Old family photos, 1950s fashion catalogs, and other paper ephemera are the building blocks from which illustrator Eda Akaltun constructs her detailed collages. Invoking a sense of nostalgia, her unique style has graced the pages of The Telegraph, Harvard Business Review, and, most recently, the BAFTA awards and invitations. Herman Miller has commissioned Akaltun to create a new poster to be unveiled at Then X Ten, an upcoming exhibition celebrating the power of the poster. Akaltun has been kind enough to give a sneak peek at her early concept.
Can you tell us a little about the poster you’re creating for Then X Ten?
I am working with the Eames Molded Plywood Chair and was inspired by its creators Charles and Ray Eames and their famous house. The Eameses were playful in their approach to design and created pieces that were meant to work in any environment: home, school, or in the office.
In my poster I’m illustrating four rooms, each depicting a different contexts for the chairs. Charles and Ray will be characters interacting in the spaces. I want the image to be as playful as they were.
You have a unique style, how did it come about?
When I was at Central Saint Martins, the pace of projects was so fast that I began using collage to express myself quickly. While there I also became interested in all forms of printmaking. I ended up merging these techniques and over time the style I work in today began to develop.
What are some of the tools you use?
I have a large collection of old photos, magazines, fabrics, catalogs, and general ephemera, mostly from the 1950s. I also kept prints I made during university and use them as textures in my collages. All of these help me build layers, textures, and colors in my digital work
How has technology changed your art form?
Despite making collages for a living, I’m not good with scissors. So having a Wacom tablet and Photoshop to edit my material is indispensable.

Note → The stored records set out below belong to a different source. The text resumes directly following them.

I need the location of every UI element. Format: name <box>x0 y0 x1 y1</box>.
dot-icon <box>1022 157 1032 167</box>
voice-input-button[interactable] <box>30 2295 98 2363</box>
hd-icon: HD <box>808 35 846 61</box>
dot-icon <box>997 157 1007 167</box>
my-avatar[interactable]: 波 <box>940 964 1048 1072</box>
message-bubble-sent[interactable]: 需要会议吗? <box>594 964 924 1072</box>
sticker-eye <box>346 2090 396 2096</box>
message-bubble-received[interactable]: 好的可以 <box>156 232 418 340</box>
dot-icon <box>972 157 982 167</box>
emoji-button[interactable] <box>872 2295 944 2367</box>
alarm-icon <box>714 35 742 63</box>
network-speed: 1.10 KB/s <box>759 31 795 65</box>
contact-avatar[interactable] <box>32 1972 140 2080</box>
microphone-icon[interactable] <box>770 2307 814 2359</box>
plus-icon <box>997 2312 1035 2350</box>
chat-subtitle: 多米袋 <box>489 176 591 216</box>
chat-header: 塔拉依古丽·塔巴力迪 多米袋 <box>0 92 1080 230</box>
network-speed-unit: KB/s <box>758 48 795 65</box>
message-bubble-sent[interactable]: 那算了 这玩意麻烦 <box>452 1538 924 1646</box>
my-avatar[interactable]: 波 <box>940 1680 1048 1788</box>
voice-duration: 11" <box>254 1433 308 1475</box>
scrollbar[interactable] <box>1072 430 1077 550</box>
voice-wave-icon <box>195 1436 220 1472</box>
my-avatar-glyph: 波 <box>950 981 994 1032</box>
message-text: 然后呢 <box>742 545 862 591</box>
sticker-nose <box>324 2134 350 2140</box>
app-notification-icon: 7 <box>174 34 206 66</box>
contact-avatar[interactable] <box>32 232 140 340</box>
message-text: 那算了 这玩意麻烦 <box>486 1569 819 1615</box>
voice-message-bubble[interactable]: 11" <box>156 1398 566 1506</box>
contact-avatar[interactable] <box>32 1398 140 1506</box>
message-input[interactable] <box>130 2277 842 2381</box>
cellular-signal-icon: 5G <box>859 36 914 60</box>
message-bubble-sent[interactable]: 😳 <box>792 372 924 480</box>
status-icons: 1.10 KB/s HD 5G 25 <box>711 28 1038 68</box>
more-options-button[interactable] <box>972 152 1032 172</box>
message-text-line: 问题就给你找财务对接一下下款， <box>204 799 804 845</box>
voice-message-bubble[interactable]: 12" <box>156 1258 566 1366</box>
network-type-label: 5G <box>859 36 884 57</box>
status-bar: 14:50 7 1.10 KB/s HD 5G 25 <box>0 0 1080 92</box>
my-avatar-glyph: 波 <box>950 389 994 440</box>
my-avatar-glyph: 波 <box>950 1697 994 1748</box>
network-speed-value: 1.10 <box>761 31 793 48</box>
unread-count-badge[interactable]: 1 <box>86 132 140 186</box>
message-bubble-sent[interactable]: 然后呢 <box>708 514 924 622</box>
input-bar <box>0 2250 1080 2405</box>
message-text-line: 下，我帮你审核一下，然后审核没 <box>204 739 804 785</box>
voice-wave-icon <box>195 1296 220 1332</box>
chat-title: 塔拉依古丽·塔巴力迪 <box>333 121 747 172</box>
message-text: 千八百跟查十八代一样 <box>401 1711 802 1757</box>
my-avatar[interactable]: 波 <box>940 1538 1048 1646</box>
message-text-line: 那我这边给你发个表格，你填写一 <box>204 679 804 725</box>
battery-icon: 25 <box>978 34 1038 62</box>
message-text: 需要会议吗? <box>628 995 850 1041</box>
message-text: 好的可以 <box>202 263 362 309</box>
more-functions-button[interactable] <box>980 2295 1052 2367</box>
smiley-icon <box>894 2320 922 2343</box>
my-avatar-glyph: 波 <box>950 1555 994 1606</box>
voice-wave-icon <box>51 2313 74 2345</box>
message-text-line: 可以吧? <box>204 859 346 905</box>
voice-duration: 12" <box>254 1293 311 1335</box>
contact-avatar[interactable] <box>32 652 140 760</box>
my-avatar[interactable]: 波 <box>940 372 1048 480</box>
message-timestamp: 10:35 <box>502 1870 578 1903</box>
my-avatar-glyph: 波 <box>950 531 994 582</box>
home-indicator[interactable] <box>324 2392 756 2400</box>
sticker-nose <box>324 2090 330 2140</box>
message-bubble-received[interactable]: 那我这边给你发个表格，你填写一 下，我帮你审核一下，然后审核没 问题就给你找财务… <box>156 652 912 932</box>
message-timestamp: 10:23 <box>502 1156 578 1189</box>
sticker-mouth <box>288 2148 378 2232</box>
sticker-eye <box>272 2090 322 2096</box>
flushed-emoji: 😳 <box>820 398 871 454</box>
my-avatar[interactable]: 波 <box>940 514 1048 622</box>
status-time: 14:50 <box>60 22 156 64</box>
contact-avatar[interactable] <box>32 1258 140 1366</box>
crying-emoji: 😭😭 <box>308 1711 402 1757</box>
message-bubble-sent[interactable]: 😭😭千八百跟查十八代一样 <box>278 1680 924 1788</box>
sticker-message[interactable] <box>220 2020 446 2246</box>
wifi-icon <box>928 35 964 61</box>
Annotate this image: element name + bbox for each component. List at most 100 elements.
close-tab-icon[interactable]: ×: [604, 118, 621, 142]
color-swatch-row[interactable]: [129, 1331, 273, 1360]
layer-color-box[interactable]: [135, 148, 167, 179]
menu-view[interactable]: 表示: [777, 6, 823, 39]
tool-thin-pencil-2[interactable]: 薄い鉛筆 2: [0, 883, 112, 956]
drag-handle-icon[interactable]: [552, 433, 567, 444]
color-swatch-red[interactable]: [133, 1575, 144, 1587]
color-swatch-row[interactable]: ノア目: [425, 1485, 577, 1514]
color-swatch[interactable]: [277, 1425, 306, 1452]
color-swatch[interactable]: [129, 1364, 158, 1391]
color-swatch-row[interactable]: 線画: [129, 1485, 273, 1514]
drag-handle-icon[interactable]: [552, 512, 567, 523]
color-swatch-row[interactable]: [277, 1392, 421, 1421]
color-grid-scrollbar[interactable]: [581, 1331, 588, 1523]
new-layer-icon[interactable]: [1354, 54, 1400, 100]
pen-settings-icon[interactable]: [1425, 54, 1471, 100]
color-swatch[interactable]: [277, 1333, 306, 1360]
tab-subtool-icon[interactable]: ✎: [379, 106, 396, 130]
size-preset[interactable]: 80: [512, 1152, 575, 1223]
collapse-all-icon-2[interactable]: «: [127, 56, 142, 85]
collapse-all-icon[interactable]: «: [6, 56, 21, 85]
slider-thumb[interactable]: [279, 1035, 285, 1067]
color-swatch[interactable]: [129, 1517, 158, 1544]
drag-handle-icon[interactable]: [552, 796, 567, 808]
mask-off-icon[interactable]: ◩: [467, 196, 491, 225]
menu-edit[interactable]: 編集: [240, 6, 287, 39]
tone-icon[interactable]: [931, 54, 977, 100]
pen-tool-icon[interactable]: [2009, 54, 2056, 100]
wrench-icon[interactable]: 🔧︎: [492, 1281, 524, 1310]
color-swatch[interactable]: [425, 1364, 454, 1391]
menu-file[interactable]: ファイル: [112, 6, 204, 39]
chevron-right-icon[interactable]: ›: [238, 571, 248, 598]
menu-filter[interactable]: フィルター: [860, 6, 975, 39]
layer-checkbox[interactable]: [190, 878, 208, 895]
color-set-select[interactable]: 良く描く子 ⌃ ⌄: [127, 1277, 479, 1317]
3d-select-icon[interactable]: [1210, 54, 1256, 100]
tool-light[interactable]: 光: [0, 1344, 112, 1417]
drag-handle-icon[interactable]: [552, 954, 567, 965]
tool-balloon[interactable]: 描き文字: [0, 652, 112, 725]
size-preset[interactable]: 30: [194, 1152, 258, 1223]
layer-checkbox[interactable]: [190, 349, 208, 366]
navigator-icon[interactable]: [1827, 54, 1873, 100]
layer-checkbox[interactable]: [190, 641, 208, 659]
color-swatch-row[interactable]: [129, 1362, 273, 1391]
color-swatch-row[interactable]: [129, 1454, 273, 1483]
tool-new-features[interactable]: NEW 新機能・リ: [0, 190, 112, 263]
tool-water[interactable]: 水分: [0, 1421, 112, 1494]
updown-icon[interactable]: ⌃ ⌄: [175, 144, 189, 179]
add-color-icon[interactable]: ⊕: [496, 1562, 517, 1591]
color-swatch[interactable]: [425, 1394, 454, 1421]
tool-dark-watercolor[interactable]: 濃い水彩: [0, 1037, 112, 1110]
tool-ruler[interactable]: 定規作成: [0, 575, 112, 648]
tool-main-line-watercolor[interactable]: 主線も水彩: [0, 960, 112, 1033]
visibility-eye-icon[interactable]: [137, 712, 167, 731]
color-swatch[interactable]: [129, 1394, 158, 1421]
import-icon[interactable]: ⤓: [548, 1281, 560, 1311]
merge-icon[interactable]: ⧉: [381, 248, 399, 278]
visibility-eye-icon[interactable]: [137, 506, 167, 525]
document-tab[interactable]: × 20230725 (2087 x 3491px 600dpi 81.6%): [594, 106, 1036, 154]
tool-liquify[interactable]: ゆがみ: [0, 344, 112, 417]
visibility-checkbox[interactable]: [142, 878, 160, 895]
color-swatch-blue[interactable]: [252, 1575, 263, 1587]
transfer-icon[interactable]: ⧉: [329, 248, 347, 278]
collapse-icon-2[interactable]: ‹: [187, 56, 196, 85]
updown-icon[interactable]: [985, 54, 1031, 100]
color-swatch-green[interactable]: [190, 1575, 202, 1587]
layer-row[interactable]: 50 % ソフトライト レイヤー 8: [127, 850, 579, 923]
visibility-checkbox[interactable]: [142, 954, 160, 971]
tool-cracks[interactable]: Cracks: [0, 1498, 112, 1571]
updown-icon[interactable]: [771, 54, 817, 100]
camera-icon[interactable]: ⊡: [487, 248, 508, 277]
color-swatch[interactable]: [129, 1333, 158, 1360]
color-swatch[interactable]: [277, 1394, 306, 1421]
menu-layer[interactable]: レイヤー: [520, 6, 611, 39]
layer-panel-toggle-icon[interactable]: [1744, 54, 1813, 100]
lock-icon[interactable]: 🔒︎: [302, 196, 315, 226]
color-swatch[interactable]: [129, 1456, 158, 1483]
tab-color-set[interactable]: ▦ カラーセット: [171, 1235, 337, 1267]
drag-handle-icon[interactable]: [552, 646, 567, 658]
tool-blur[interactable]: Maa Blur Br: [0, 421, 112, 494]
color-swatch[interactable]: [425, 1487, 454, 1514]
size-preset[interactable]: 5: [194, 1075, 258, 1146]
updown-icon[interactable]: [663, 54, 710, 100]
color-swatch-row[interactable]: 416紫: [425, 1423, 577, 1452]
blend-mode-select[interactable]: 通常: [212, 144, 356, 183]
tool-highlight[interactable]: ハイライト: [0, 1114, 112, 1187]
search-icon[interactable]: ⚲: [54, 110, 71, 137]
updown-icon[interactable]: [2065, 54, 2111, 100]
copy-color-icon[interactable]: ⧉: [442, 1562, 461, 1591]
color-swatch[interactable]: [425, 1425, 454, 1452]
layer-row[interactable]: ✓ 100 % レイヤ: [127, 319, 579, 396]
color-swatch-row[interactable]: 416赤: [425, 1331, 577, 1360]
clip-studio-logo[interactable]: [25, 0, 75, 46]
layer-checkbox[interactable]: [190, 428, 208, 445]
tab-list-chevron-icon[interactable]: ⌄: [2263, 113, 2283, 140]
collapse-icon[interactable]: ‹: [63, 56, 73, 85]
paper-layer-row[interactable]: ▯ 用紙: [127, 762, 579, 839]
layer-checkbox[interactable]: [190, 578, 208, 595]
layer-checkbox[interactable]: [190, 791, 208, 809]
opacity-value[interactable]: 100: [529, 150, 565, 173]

How much of your work is influenced by the past?
A lot, not only in terms of the materials I use, but I also draw inspiration from film, design, and fashion from bygone eras.
What advice would you give to aspiring art makers?
Just because our work is enjoyable, doesn’t mean it’s any easier than other professions. Many of my colleagues are extremely hard working people, so anyone planning to pursue a career in the arts field must have a strong work ethic and a thick skin!